The long stretch of summer days is always a mixed blessing for the people who call Oregon home. On one hand, locals look to the dry, sunny weather as a welcome reprieve from the region’s typical moody, damp environment. Denizens love to soak up the sun on the Pacific Northwest’s vast array of patios and decks, but when the area goes too long without recuperative rain, a nagging dread creeps into the minds of the people who call the PNW home.
That sense of concern burst into terrifying reality in early September when high winds and prolonged dry weather conspired to ruin thousands of people’s days.
In late August, President Donald Trump dismissed growing concerns of wildfire safety by blaming the issues on the states where those fires burned. At a Pennsylvania rally, Trump quipped, “I see again the forest fires are starting. They’re starting again in California. I said, you gotta clean your floors, you gotta clean your forests — there are many, many years of leaves and broken trees and they’re like, like, so flammable, you touch them and it goes up.”
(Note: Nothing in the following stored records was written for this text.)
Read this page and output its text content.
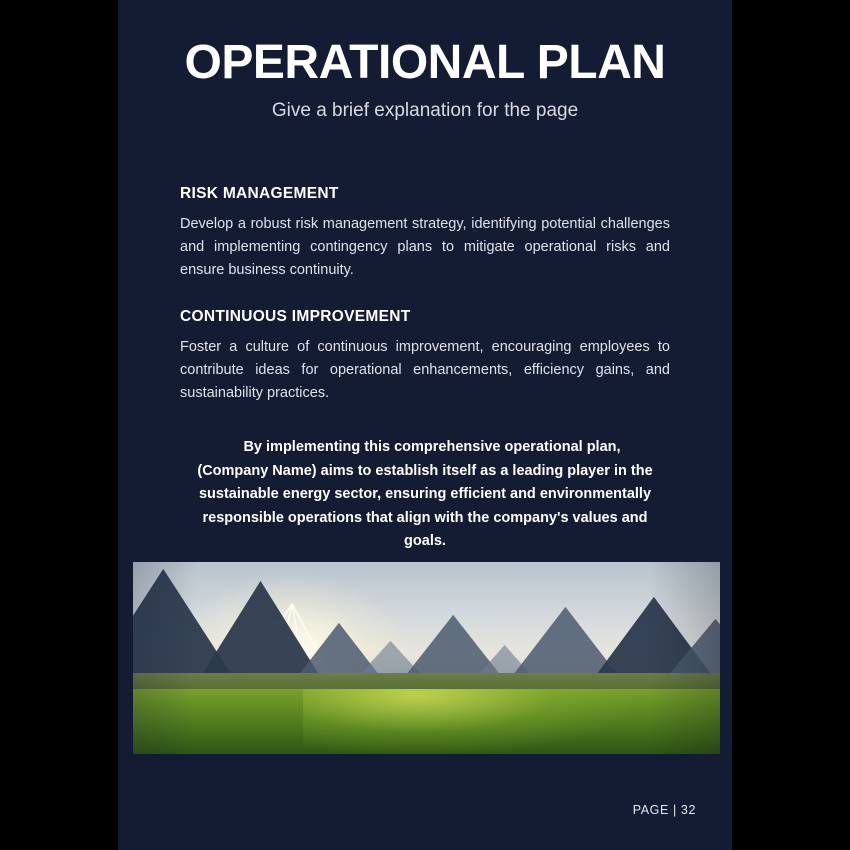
OPERATIONAL PLAN

Give a brief explanation for the page

RISK MANAGEMENT

Develop a robust risk management strategy, identifying potential challenges and implementing contingency plans to mitigate operational risks and ensure business continuity.

CONTINUOUS IMPROVEMENT

Foster a culture of continuous improvement, encouraging employees to contribute ideas for operational enhancements, efficiency gains, and sustainability practices.

By implementing this comprehensive operational plan, (Company Name) aims to establish itself as a leading player in the sustainable energy sector, ensuring efficient and environmentally responsible operations that align with the company's values and goals.

PAGE | 32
Trump added, “Maybe we’re just going to have to make them pay for it because they don’t listen to us.”
The White House’s flippant response to an annual danger (that has literally nothing to do with picking sticks up off the forest floor) extended from California to the state of Oregon when dry conditions and whipping winds saw several fires spring to life. The federal response, which amounted to a shrug and the insinuation that Oregonians and Californians should have voted Republican if they wanted support during a natural disaster may have exacerbated what would end up one of the worst fire seasons on record.
As wildfires grew into uncontrollable blazes, Oregon Governor Kate Brown prepped residents for a “mass fatality event” as more than 40,000 people evacuated their homes. For days, a sickly, yellow haze blanketed huge swaths of the state. Portland, Oregon briefly held the dubious honor of the second-worst air quality on the planet. Several Oregon communities — Blue River, Detroit, Talent, Phoenix, and more — were decimated by the blaze. More than a million acres of land were scorched. Gov. Brown called the devastation, “the greatest loss of human lives and property due to wildfire in our state’s history.”
As the state looks back on the devastation, there’s hope that the destruction wrought in 2020 will remain a once-in-a-lifetime even for those who call Oregon home. However, with increased climate change concerns and another dry year on the horizon, the future is anyone’s guess.